Normally, I'd be embarrassed to watch, or be caught watching, all that touchy-feely crap, but the seven months of daily therapy for the women put me in mind of my seven years in prison. I thought, “Could I, dare I, risk becoming attractive to society again?”

I couldn't think about getting a facial without thinking about my fear of having my face rubbed and massaged intimately by a stranger. When the occasion called for it, I'd hugged friends in prison. Bear hugging like Cossacks. But I hadn't been touched sensually for seven years. A simple touch from a woman sounded scary. I was afraid of feeling something, anything, but especially of remembering my father's punches.

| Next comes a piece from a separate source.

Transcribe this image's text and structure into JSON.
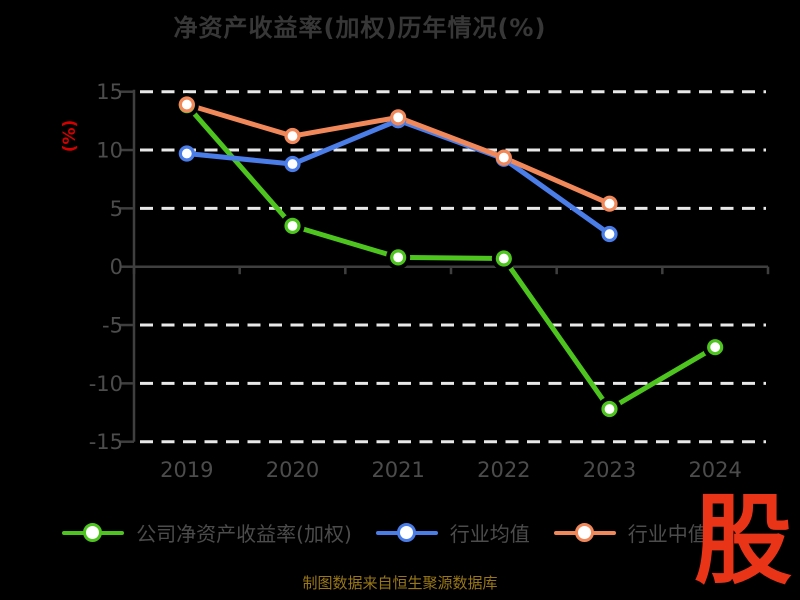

When I was a kid, I associated every blow and explosion of feeling in my head with eroticism. And why not? Nerves are densely bundled in that small oval space. It's an intimate, sensual zone. When the head gets slapped or punched hard enough, or pounded with a metal teapot like my father once did to my head, it’s easy to suffer major head concussions. Movement slows, things turn blurry, and the body goes numb. Like a stunning orgasm after exhausting lovemaking. That’s why I was terrified of loitering too long in a woman’s bed after sex. I both desired and feared erotic human touch.

I didn't presume that I'd be made handsome by the facial. In fact, I was a bit put off by the whole Palm Spring's treatment I'd seen in magazines, with red mud caked on the face and cucumbers worn on the eyes like matching monocles. I just wanted to wipe clean the grime that seemed to cake on my face in those dungeons. And it would be a real challenge to see if I could allow myself to be touched without flinching. I wanted to prove, right out of the joint, that I could accept a softer version of myself.

Five years out of prison, I still hadn't gotten a facial. But when I threw a party to celebrate my release from parole, a friend gave me a gift certificate for one at a European-style skin care salon in Berkeley. A tiny facial gun gently suctioned clean the pores on my nose and cheeks—which felt like small kisses, under the warm bath of light. As I lay relaxed on the table, I could not miss the irony that a gun had been used to accelerate my downfall, and now another kind of gun was being used for my cleansing.